2. Find the right spot for the tag

Tags should be placed in the middle of the ear, between its upper and lower ribs. There are various types of tags, but the most convenient are the 2-piece systems, which come in different colors, are inexpensive and are very simple to use. Make sure that you’ve marked your tags with permanent ink before moving on.

3. Disinfect the ear, the tag and the applicator

As you would with any skin surface undergoing a medical procedure, make sure the ear is clean. Some alcohol or disinfectant will do, and you only need to rub it in gently for a few seconds.
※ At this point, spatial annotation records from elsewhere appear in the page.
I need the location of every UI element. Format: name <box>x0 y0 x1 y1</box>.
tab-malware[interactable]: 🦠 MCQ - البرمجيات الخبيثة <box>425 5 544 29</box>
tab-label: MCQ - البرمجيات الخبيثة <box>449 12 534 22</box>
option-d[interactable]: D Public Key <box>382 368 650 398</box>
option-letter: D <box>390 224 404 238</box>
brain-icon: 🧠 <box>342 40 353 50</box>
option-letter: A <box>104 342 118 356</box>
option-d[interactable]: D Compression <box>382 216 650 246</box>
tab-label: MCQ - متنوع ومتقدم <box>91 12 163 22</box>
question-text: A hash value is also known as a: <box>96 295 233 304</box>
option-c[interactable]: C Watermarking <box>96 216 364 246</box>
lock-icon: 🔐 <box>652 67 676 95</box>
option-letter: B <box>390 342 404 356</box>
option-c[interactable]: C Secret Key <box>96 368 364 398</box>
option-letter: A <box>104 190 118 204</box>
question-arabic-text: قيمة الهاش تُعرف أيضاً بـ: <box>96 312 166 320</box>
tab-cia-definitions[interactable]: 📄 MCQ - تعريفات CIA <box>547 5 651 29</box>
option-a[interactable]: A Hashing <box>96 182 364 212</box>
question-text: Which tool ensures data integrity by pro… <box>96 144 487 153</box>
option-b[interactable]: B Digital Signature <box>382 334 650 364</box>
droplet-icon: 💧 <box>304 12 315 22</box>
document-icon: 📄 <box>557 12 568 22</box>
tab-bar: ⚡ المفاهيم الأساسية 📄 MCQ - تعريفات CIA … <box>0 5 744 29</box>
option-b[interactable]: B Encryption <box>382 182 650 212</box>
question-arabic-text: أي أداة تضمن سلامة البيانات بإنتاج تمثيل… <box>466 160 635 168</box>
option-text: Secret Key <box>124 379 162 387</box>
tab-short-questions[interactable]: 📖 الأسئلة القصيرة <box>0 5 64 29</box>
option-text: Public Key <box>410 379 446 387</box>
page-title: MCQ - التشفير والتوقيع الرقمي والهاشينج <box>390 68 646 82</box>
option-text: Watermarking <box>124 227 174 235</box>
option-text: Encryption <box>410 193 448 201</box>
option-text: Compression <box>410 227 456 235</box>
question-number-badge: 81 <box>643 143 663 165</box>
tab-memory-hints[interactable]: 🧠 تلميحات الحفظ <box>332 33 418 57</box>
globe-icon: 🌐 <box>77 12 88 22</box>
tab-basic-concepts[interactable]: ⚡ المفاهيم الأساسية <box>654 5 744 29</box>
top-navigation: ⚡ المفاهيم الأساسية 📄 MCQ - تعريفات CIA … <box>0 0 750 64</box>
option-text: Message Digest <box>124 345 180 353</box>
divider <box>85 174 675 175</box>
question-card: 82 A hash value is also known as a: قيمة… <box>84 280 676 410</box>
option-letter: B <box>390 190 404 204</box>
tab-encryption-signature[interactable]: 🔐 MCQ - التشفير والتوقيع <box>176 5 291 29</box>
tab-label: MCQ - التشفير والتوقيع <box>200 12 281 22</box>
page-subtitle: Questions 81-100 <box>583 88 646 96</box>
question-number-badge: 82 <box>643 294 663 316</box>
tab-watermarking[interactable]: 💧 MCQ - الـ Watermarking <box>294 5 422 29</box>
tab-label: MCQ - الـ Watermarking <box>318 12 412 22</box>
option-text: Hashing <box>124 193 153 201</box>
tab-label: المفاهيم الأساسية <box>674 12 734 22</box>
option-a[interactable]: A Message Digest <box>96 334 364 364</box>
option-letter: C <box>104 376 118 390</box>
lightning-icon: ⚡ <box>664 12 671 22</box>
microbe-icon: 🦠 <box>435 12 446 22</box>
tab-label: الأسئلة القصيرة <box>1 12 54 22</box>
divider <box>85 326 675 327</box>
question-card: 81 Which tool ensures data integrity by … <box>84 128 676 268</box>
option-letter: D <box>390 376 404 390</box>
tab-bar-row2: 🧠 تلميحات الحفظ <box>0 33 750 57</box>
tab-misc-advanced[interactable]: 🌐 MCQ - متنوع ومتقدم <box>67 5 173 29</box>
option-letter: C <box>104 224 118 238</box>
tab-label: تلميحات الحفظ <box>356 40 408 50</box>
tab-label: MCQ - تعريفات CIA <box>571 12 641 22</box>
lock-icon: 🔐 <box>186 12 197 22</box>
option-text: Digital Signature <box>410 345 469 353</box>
Then rub the applicator and the tags using different cotton swabs. Repeat for every animal.

4. Pierce the ear

Insert the panel stud into the pin on the applicator jaw, and slide the button in the clip opposite. The button should be facing the inside of the ear, and the panel stud should pierce through from the outside of the ear. Before pressing, check that the applicator jaws align. Simply bring them together without squeezing, to check that the stud is aligned with the center of the button. Once you’ve checked the applicator, simply close it quickly and firmly until you hear a loud click, and then release it.

5. Final check

After you’ve tagged the ear, gently pull at the tag to see that it is fastened securely. You can place another tag or button in the other ear, as well. Then check the applicator and replace the pin, if need be.
Once a tag is applied, it should stay in place for years. There are various types of tagging systems. With an electronic identification system (EID) or a radio frequency ID system (RFID), tags are applied similarly, but they can be flag-shaped or button-shaped, and made of plastic or metal. Which of these you use is completely up to you.